Montreal’s Yom Hashoah ceremony recalls the resisters

Survivor Yehudi Lindeman, right, lights the second Holocaust memorial candle with son David Markus, centre, and grandson Julian Wiecha.

MONTREAL — The six million Jews who perished were remembered and those who resisted were celebrated at the community’s Holocaust Remembrance Day commemoration last Sunday.

Jews actively resisted the Nazis’ murderous onslaught during 1943, the “year of uprisings” 70 years ago.

The uprisings included fierce resistance in the ghettos of Warsaw, Bialystok, Vilna and Sosnowiez, as well as in the death camps, such as Treblinka and Sobibor – and elsewhere.

The uprisings continued, even though resisters and partisans knew from the start that their fight was futile and their fates sealed, and while the mass deportations to death camps intensified.
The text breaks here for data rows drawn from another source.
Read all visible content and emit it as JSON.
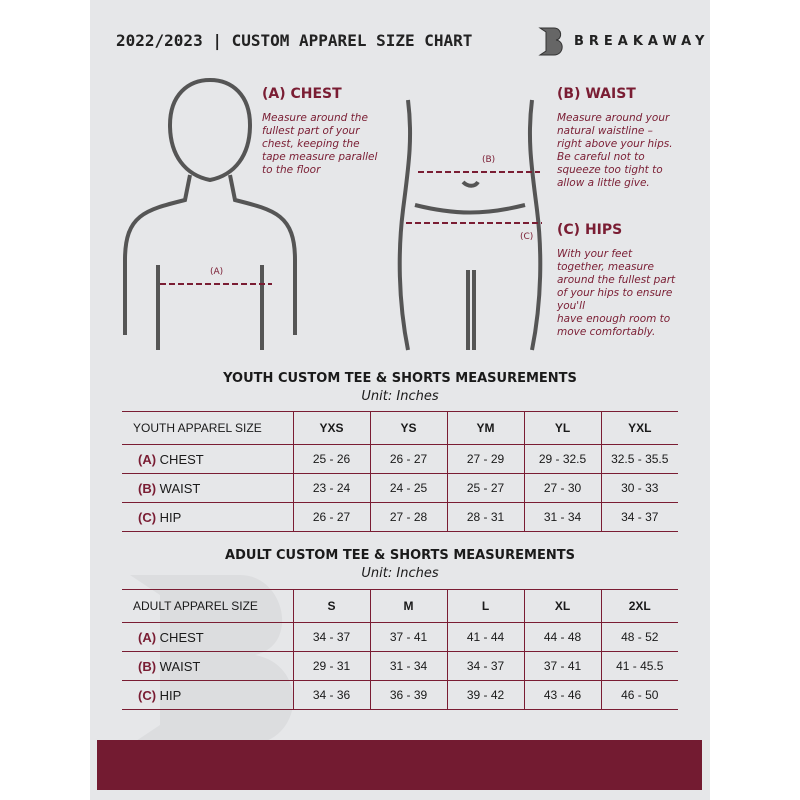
{
  "header": {
    "title": "2022/2023  |  CUSTOM APPAREL SIZE CHART",
    "brand": "BREAKAWAY"
  },
  "colors": {
    "accent": "#7a1d33",
    "background": "#e6e7e9"
  },
  "guides": {
    "chest": {
      "heading": "(A) CHEST",
      "marker": "(A)",
      "text": "Measure around the\nfullest part of your\nchest, keeping the\ntape measure parallel\nto the floor"
    },
    "waist": {
      "heading": "(B) WAIST",
      "marker": "(B)",
      "text": "Measure around your\nnatural waistline –\nright above your hips.\nBe careful not to\nsqueeze too tight to\nallow a little give."
    },
    "hips": {
      "heading": "(C) HIPS",
      "marker": "(C)",
      "text": "With your feet\ntogether, measure\naround the fullest part\nof your hips to ensure\nyou'll\nhave enough room to\nmove comfortably."
    }
  },
  "youth": {
    "title": "YOUTH CUSTOM TEE & SHORTS MEASUREMENTS",
    "unit": "Unit: Inches",
    "header": "YOUTH APPAREL SIZE",
    "sizes": [
      "YXS",
      "YS",
      "YM",
      "YL",
      "YXL"
    ],
    "rows": [
      {
        "letter": "(A)",
        "label": "CHEST",
        "values": [
          "25 - 26",
          "26 - 27",
          "27 - 29",
          "29 - 32.5",
          "32.5 - 35.5"
        ]
      },
      {
        "letter": "(B)",
        "label": "WAIST",
        "values": [
          "23 - 24",
          "24 - 25",
          "25 - 27",
          "27 - 30",
          "30 - 33"
        ]
      },
      {
        "letter": "(C)",
        "label": "HIP",
        "values": [
          "26 - 27",
          "27 - 28",
          "28 - 31",
          "31 - 34",
          "34 - 37"
        ]
      }
    ]
  },
  "adult": {
    "title": "ADULT CUSTOM TEE & SHORTS MEASUREMENTS",
    "unit": "Unit: Inches",
    "header": "ADULT APPAREL SIZE",
    "sizes": [
      "S",
      "M",
      "L",
      "XL",
      "2XL"
    ],
    "rows": [
      {
        "letter": "(A)",
        "label": "CHEST",
        "values": [
          "34 - 37",
          "37 - 41",
          "41 - 44",
          "44 - 48",
          "48 - 52"
        ]
      },
      {
        "letter": "(B)",
        "label": "WAIST",
        "values": [
          "29 - 31",
          "31 - 34",
          "34 - 37",
          "37 - 41",
          "41 - 45.5"
        ]
      },
      {
        "letter": "(C)",
        "label": "HIP",
        "values": [
          "34 - 36",
          "36 - 39",
          "39 - 42",
          "43 - 46",
          "46 - 50"
        ]
      }
    ]
  }
}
This resistance exemplified the sense of Jewish political selfhood that manifested among resisters and partisans and ensured that their end would come with nobility and dignity, suggested Montreal Holocaust Memorial Centre Yom Hashoah committee co-chairs Judith Nemes Black and Joyce Rappaport, who were joined by Raizel Candib, a member of “second generation.”

“Nineteen forty-three,” Rappaport said, was both “grim” and “heroic.”
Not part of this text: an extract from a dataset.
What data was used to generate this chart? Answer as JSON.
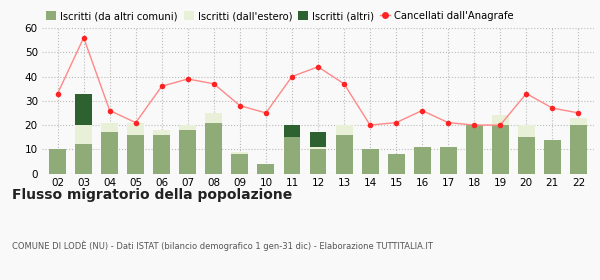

Israel’s Consul General Joël Lion said the resisters gave courage and hope to their fellow Jews being ground under the heel of the Nazi boot.

But he said the Holocaust also reminded the Jewish People for now and forever that “it is our duty to make sure that Jews are never killed again because they are Jews.”

Lion said this especially resonates today in the face of a recent Israeli report showing a 30 per cent rise in antisemitic incidents worldwide last year and with the “old antisemitism clothed in a new package – anti-Zionism.”

The 75-minute commemoration, before a full house at Tifereth Beth David Jerusalem synagogue, for the second straight year chose to use a “70 year since” theme and for the most part stayed true to its traditional program.

The audience included Parti-Québécois government minister Bernard Drainville, Quebec Liberal Party leader Philippe Couillard and Montreal mayor Michael Applebaum, as well as diplomatic figures, Jewish community leaders and representatives from all levels of government.

The program included Holocaust-related readings and songs performed by the Bialik High School choir conducted by Lorna Smith. The readings and songs were interspersed with the lighting of six memorial candles. Each candle lighter, accompanied by family, related his or her personal survival story on two large video screens.

Lighting and weeping as he waited to kindle the first candle was Jacob Lev, who survived the Warsaw Ghetto and labour camps.

The second candle was lit by Yehudi Lindeman, a prominent child survivor who was saved from deportation while still a toddler.

The third candle was lit by Leon Calderon, who with other Greek Jews cleaned up the Warsaw Ghetto after the uprising. Calderon survived Auschwitz.

Musia Schwartz, who lit the fourth candle, survived as a “Christian” maid in Warsaw.

Fela Ross, the fifth candle lighter, survived the Lodz Ghetto, Auschwitz, slave labour and Bergen-Belsen. 

The sixth candle was lit by Mindy Spiegel on behalf of her father, Baruch, the last Montreal survivor of the Warsaw Ghetto Uprising.

Mario Silva, chair of the 31-member-nation International Holocaust Remembrance Alliance (IHRA), praised the 40,000 survivors who “proudly shaped Canada,” as well as the country’s commitment to keep Holocaust memory alive for the future generations, to “never remain silent again.”

The ceremony also included the “recitation of names” by Ruth Najman and Max Beer of the second generation; “The Promise” delivered by Alga Sher, Patti Dray and Matthew Stark, to keep Holocaust memory alive for future generations; K’El Maleh Rachamim, performed by Shaare Zion Congregation Cantor Adam Stotland, and psalms and Kaddish recited respectively by Shaare Zedek Congregation Rabbi Alan Bright and survivor Ben Younger.

Cantor Sharon Azrieli, a soprano, performed a song in Ladino, and Natalie Constantine provided simultaneous translation in sign language.

The following morning, B’nai Brith Canada, Quebec region, joined by Applebaum, Hampstead Mayor William Steinberg and Notre-Dame-de-Grace –Cote des Neiges borough Mayor Lionel Perez took part in a recitation of names event on the steps on Montreal City Hall.